As San Diego's latest money-laundering scandal continues to unwind, an initial spotlight has been drawn to Marc Chase, who lists himself as owner of Symbolic Motor Car Co. in La Jolla, a go-to luxury-car dealership for an array of sports stars, including Chargers players, as well as wealthy real-estate developers and venture capitalists.
Not getting as much attention has been Marc Chase’s brother Bernard, a Symbolic employee who is also a player in San Diego's increasingly byzantine world of big-money politics.
Marc has been fingered in published accounts as a so-called straw man in a six-figure donation to the cause of ex-mayor Bob Filner, first reported here in October 2012.
Bernard Chase is on a list of Symbolic employees who from December 29, 2011, to January 2, 2012, gave a total of $9000 to the 2012 mayoral campaign of district attorney Bonnie Dumanis.
Bernard, whose occupation at the dealership is listed as "sales" on the Dumanis report, made a total $1000 contribution on December 11, 2011, the filing says.
In 1999, the brothers were written up in Forbes.
Symbolic Motor Car was launched 14 years ago by Bernie and Marc Chase, a pair of high-strung brothers from Los Angeles afflicted with Southland car culture to the point of neurosis.
One by one they bought and sold increasingly more exotic cars — Symbolic owns all of its stock and does not sell on consignment — until eventually their remarkable savvy made them the largest dealer of collectible and performance cars in the world.
Steve McQueen’s Ferrari 275, Elvis Presley’s BMW 507, Sophia Loren’s Rolls-Royce: Sooner or later the most exotic cars have ended up with the Chase brothers.
Last week, U-T San Diego quoted San Diego hotel mogul Bill Evans regarding Marc Chase and his brother.
“He’s a standup guy and has been in a very tough business over the last five or six years,” said Evans, of Evans Hotels, which owns the Bahia, Catamaran and The Lodge at Torrey Pines.
“He and his brother made the Ferrari market what it is today.
“He’s in a business filled with horror stories and from what I know, his has been a fairy tale, not a horror story.”
There is more to the Bernard Chase story, according to federal court records that chronicle a 14-year cocaine possession and firearms case against him beginning in the early 1980s.
They show that on March 18,1981, Chase was charged by prosecutors with "Distribution of Controlled Substance, Possession of a Controlled Substance with Intent to Distribute (Cocaine)" as well as a firearms offense.
He ultimately received a three-year prison sentence along with a total fine of $25,000, according to the records.

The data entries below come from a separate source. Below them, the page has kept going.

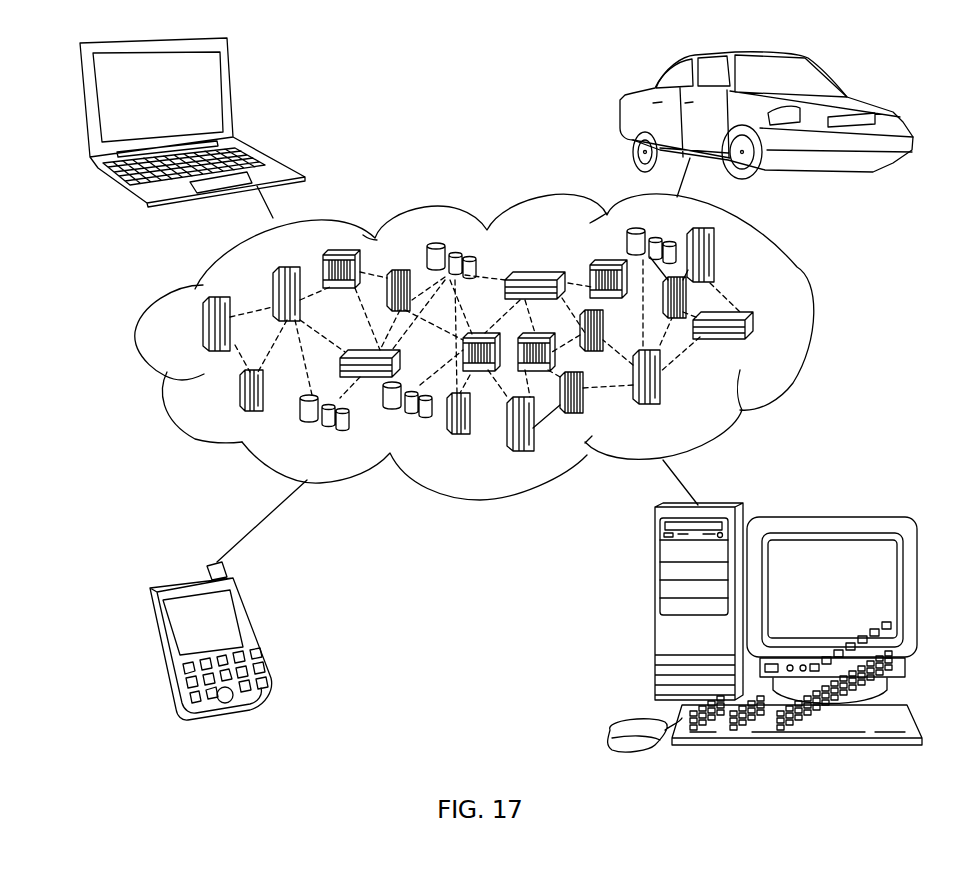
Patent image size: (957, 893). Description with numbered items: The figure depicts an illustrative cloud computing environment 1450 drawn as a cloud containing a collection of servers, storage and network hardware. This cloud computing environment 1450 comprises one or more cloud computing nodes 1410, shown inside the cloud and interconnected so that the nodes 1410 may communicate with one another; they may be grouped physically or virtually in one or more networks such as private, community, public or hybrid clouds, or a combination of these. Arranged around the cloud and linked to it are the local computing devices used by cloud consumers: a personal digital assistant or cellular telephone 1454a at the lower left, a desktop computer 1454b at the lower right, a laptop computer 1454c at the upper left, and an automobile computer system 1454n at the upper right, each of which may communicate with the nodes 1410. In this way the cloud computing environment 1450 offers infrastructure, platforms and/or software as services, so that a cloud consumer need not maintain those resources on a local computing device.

The cloud computing nodes 1410 is at (770, 343).
The cloud computing environment 1450 is at (772, 323).
The personal digital assistant or cellular telephone 1454a is at (253, 622).
The desktop computer 1454b is at (653, 616).
The laptop computer 1454c is at (232, 88).
The automobile computer system 1454n is at (625, 98).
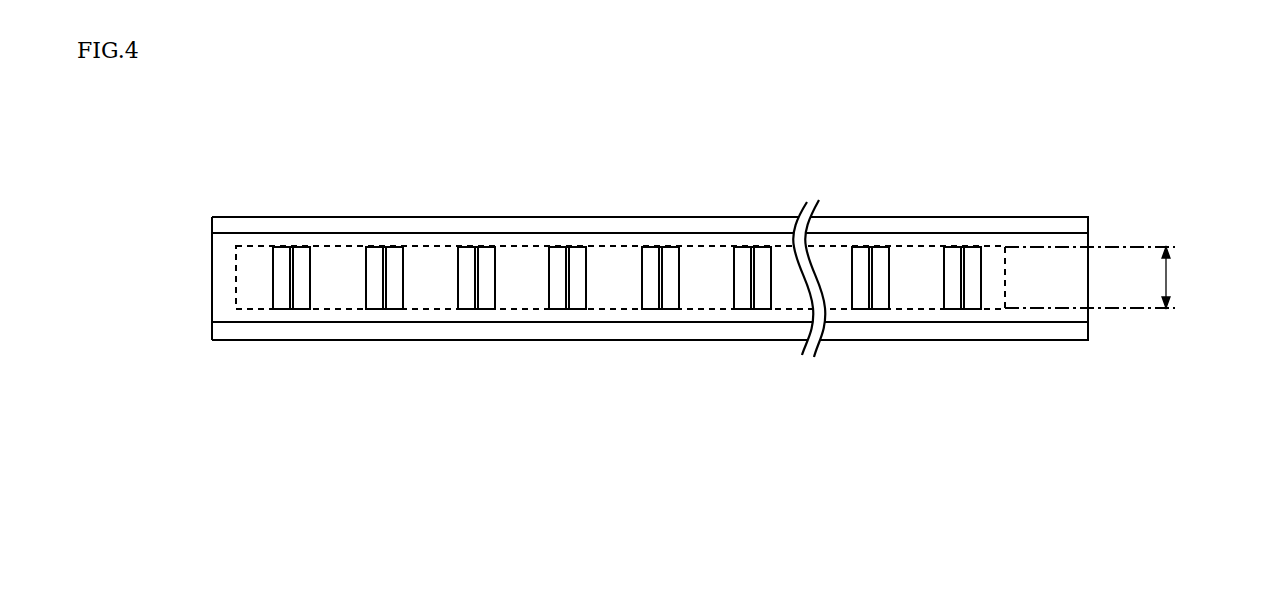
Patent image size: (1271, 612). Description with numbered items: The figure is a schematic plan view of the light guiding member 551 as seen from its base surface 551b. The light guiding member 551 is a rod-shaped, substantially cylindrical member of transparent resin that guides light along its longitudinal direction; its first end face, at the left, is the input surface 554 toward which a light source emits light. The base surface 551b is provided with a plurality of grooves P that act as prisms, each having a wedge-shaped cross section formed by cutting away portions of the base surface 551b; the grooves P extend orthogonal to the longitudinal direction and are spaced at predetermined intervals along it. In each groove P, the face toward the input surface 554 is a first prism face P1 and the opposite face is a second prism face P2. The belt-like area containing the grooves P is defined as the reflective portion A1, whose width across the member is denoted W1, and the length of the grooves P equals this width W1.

The light guiding member 551 is at (1022, 208).
The base surface 551b is at (224, 292).
The input surface 554 is at (210, 273).
The reflective portion A1 is at (327, 310).
The grooves P is at (385, 270).
The first prism face P1 is at (377, 297).
The second prism face P2 is at (393, 298).
The width of the reflective portion W1 is at (1109, 277).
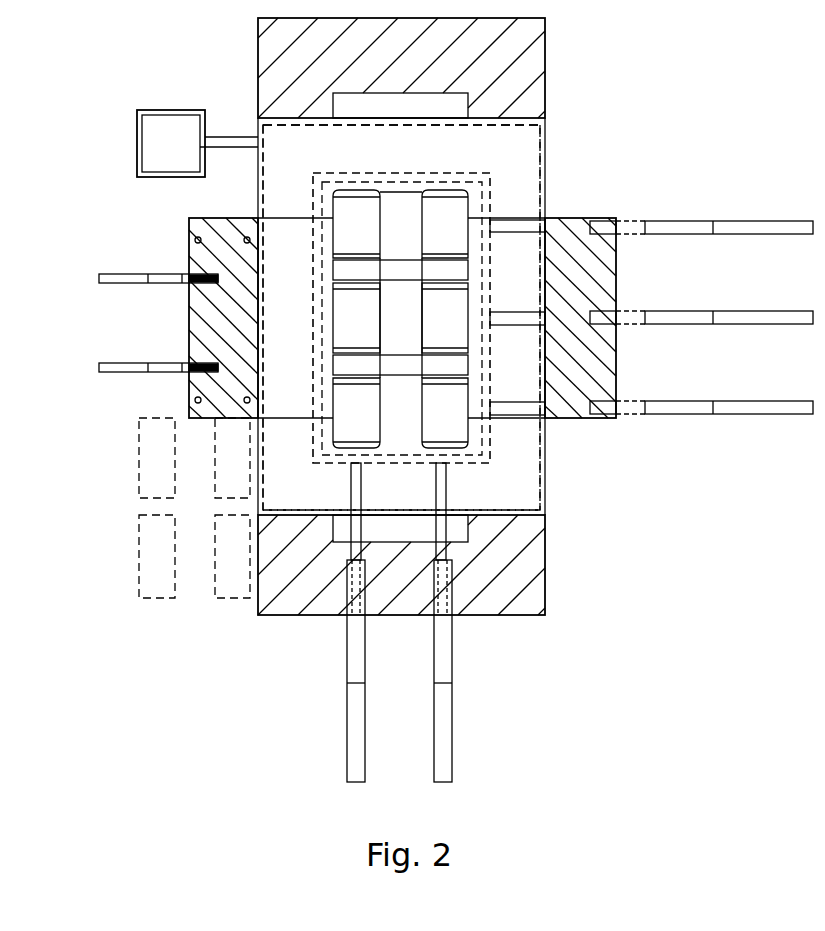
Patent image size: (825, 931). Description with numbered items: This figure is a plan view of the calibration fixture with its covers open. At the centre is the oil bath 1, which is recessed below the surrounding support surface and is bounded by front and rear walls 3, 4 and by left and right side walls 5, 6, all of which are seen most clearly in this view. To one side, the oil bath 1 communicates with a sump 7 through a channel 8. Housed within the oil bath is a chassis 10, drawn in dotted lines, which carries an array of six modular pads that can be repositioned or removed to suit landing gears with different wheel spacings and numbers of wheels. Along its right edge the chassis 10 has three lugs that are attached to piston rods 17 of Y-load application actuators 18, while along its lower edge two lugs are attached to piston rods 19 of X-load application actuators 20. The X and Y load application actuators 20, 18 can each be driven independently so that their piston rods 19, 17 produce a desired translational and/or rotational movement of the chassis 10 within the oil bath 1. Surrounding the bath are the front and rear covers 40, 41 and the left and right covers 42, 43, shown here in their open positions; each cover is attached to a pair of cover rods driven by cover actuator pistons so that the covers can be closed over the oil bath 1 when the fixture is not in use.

The oil bath 1 is at (523, 160).
The front wall 3 is at (306, 126).
The rear wall 4 is at (303, 510).
The left side wall 5 is at (260, 332).
The right side wall 6 is at (536, 465).
The sump 7 is at (167, 110).
The channel 8 is at (238, 137).
The chassis 10 is at (398, 172).
The piston rods 17 is at (500, 233).
The Y-load application actuators 18 is at (679, 234).
The piston rods 19 is at (436, 472).
The X-load application actuators 20 is at (434, 658).
The front cover 40 is at (258, 50).
The rear cover 41 is at (293, 607).
The left cover 42 is at (196, 311).
The right cover 43 is at (572, 224).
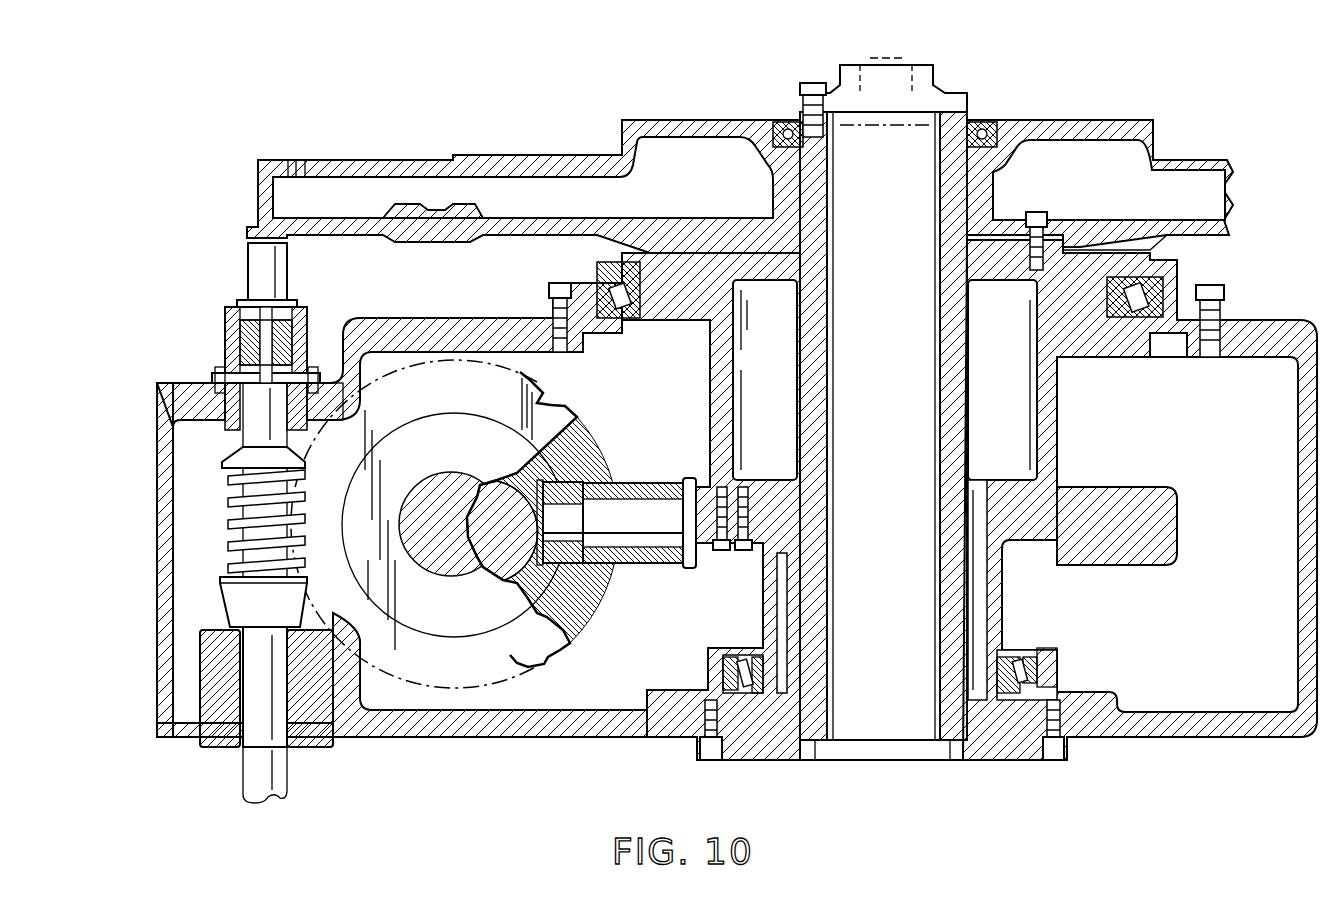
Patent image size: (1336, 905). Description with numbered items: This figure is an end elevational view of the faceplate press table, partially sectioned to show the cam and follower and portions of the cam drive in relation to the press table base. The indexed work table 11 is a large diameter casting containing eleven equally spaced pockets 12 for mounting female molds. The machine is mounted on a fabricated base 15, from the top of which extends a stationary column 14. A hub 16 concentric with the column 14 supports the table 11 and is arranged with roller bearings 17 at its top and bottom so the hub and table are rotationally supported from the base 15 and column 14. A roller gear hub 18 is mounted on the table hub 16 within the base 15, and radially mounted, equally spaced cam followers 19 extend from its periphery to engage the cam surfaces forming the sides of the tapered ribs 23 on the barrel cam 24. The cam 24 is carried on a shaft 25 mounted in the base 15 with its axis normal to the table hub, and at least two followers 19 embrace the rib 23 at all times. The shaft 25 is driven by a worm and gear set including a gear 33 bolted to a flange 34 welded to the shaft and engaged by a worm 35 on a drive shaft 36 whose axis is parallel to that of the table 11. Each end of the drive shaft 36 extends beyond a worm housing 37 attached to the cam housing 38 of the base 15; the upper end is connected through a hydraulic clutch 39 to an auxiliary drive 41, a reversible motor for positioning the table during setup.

The indexed work table 11 is at (556, 155).
The pockets 12 is at (316, 172).
The stationary column 14 is at (834, 395).
The base 15 is at (1098, 737).
The hub 16 is at (731, 416).
The roller bearings 17 is at (722, 668).
The roller gear hub 18 is at (663, 484).
The cam followers 19 is at (570, 481).
The tapered ribs 23 is at (578, 572).
The barrel cam 24 is at (546, 598).
The shaft 25 is at (454, 525).
The gear 33 is at (336, 545).
The flange 34 is at (473, 617).
The worm 35 is at (230, 510).
The drive shaft 36 is at (252, 760).
The worm housing 37 is at (160, 585).
The cam housing 38 is at (402, 335).
The hydraulic clutch 39 is at (250, 372).
The auxiliary drive 41 is at (216, 323).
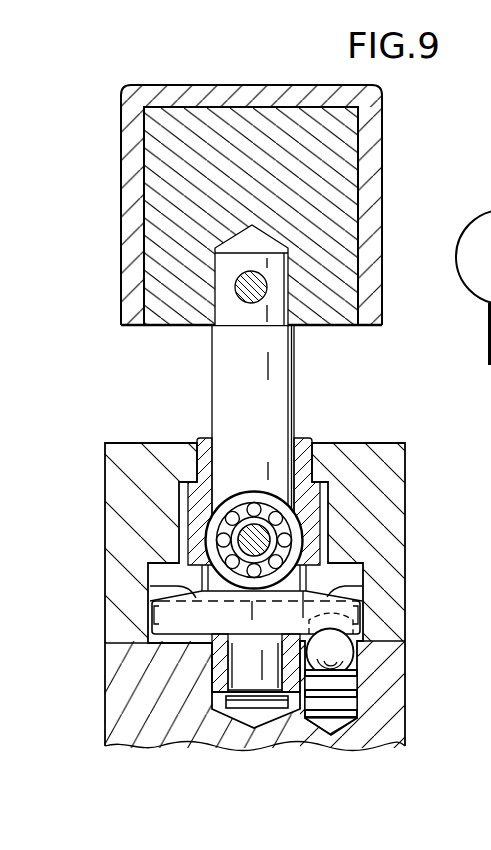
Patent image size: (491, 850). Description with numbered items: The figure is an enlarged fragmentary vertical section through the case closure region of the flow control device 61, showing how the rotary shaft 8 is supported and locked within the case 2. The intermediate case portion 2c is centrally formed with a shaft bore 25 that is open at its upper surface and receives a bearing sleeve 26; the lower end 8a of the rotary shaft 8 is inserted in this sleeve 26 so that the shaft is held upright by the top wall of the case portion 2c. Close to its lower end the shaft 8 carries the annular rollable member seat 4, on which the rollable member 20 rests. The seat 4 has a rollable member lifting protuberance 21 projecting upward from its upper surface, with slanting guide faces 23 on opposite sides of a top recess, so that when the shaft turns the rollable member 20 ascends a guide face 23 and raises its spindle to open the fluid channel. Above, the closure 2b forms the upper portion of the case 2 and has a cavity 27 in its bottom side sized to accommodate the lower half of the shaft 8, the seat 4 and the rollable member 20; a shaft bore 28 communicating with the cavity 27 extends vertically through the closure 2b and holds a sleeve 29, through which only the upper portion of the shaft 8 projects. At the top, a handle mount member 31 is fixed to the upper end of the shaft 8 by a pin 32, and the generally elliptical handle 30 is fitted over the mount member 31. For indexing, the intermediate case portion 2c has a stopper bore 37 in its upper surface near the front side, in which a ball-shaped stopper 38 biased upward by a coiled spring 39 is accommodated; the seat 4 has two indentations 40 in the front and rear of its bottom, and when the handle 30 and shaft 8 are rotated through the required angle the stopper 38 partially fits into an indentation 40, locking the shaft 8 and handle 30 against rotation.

The case 2 is at (105, 500).
The closure 2b is at (392, 472).
The intermediate case portion 2c is at (393, 727).
The rollable member seat 4 is at (153, 617).
The rotary shaft 8 is at (277, 367).
The lower end of rotary shaft 8a is at (215, 703).
The rollable member 20 is at (243, 491).
The rollable member lifting protuberance 21 is at (222, 645).
The slanting guide face 23 is at (150, 595).
The shaft bore 25 is at (268, 716).
The bearing sleeve 26 is at (236, 674).
The cavity 27 is at (150, 573).
The shaft bore 28 is at (203, 443).
The sleeve 29 is at (303, 442).
The handle 30 is at (368, 105).
The handle mount member 31 is at (270, 120).
The pin 32 is at (245, 295).
The stopper bore 37 is at (340, 723).
The stopper 38 is at (354, 657).
The coiled spring 39 is at (354, 690).
The indentation 40 is at (367, 622).
The flow control device 61 is at (95, 450).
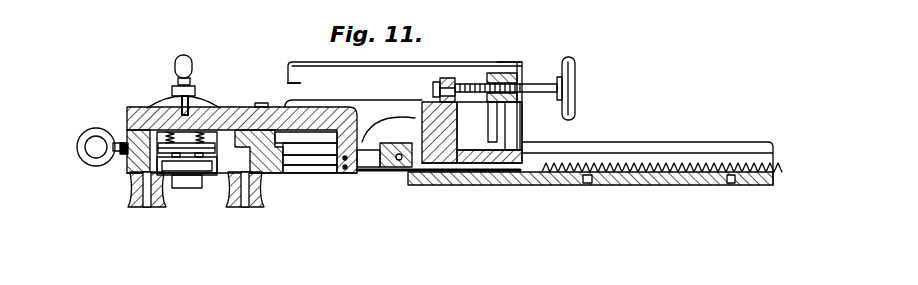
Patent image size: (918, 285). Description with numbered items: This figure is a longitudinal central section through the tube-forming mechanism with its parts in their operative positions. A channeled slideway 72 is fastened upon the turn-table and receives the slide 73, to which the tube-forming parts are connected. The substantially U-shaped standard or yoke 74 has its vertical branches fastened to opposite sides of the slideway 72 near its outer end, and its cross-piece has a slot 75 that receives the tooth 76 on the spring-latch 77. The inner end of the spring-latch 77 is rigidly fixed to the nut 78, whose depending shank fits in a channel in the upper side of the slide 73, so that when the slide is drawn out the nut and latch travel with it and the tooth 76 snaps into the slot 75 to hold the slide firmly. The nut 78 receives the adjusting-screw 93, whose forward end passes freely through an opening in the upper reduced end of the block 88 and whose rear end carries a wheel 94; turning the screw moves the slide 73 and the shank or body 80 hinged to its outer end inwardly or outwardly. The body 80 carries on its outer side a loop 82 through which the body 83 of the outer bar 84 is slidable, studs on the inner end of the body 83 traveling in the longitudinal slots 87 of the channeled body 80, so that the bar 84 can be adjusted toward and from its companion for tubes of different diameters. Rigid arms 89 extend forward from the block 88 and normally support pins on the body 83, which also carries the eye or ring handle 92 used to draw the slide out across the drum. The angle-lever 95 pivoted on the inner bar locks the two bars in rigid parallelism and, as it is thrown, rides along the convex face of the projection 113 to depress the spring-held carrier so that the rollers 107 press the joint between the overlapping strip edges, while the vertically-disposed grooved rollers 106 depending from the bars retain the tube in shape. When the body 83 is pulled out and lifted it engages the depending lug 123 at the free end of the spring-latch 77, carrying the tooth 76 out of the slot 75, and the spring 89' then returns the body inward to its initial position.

The slideway 72 is at (647, 183).
The slide 73 is at (513, 152).
The standard or yoke 74 is at (513, 127).
The slot 75 is at (507, 64).
The tooth 76 is at (468, 74).
The spring-latch 77 is at (387, 66).
The nut 78 is at (497, 107).
The shank or body 80 is at (298, 168).
The loop 82 is at (266, 100).
The body 83 is at (163, 117).
The bar 84 is at (137, 161).
The longitudinal slots 87 is at (317, 157).
The block 88 is at (422, 115).
The rigid arms 89 is at (431, 164).
The spring 89' is at (662, 142).
The handle 92 is at (84, 137).
The adjusting-screw 93 is at (535, 82).
The wheel 94 is at (576, 83).
The angle-lever 95 is at (194, 98).
The rollers 106 is at (130, 192).
The rollers 107 is at (182, 175).
The projection 113 is at (163, 105).
The depending lug 123 is at (313, 80).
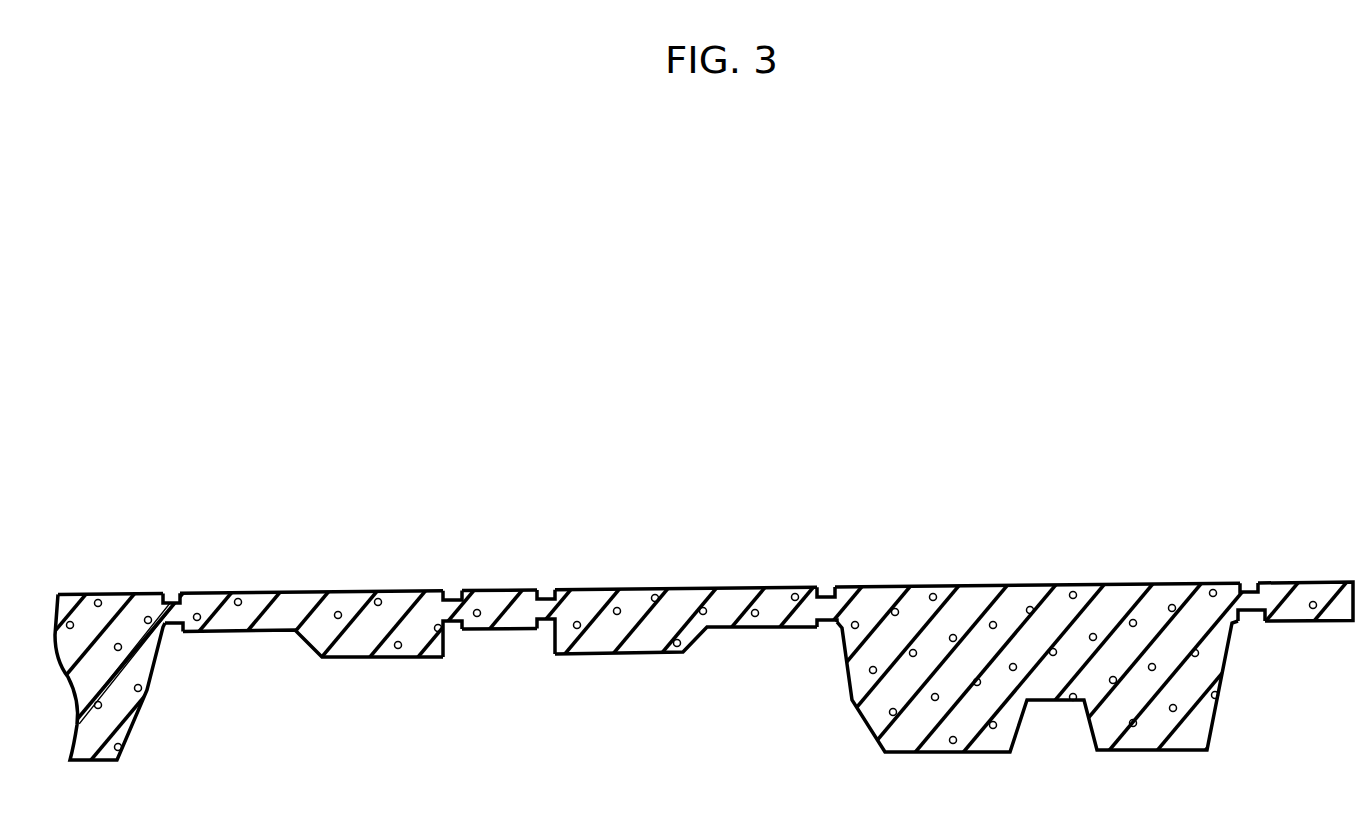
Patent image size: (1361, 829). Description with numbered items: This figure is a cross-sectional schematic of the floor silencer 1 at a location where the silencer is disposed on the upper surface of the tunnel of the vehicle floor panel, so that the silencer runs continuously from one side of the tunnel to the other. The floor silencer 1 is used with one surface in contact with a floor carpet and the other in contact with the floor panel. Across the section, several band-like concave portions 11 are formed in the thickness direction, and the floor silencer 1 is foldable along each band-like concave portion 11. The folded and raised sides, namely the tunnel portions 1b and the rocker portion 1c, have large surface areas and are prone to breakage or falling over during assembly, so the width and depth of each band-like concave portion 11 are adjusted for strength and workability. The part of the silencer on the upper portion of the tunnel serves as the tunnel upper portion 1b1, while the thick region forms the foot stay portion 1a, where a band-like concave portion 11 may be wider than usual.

The floor silencer 1 is at (678, 602).
The foot stay portion 1a is at (1174, 605).
The tunnel portion 1b is at (323, 592).
The tunnel upper portion 1b1 is at (494, 603).
The rocker portion 1c is at (1311, 603).
The band-like concave portion 11 is at (173, 628).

A superseding indictment was entered in the case on August 21, 1995. Details of that were not immediately available.
On the same day of the 1995 indictment, the records note: "Satisfaction of Judgment as to defendant Bernard Hugh Chase" and "the [judgment] entered in this case on 12/22/82, has been paid in full."
A woman who answered the phone at Symbolic said Bernard Chase was in London and not immediately available for comment.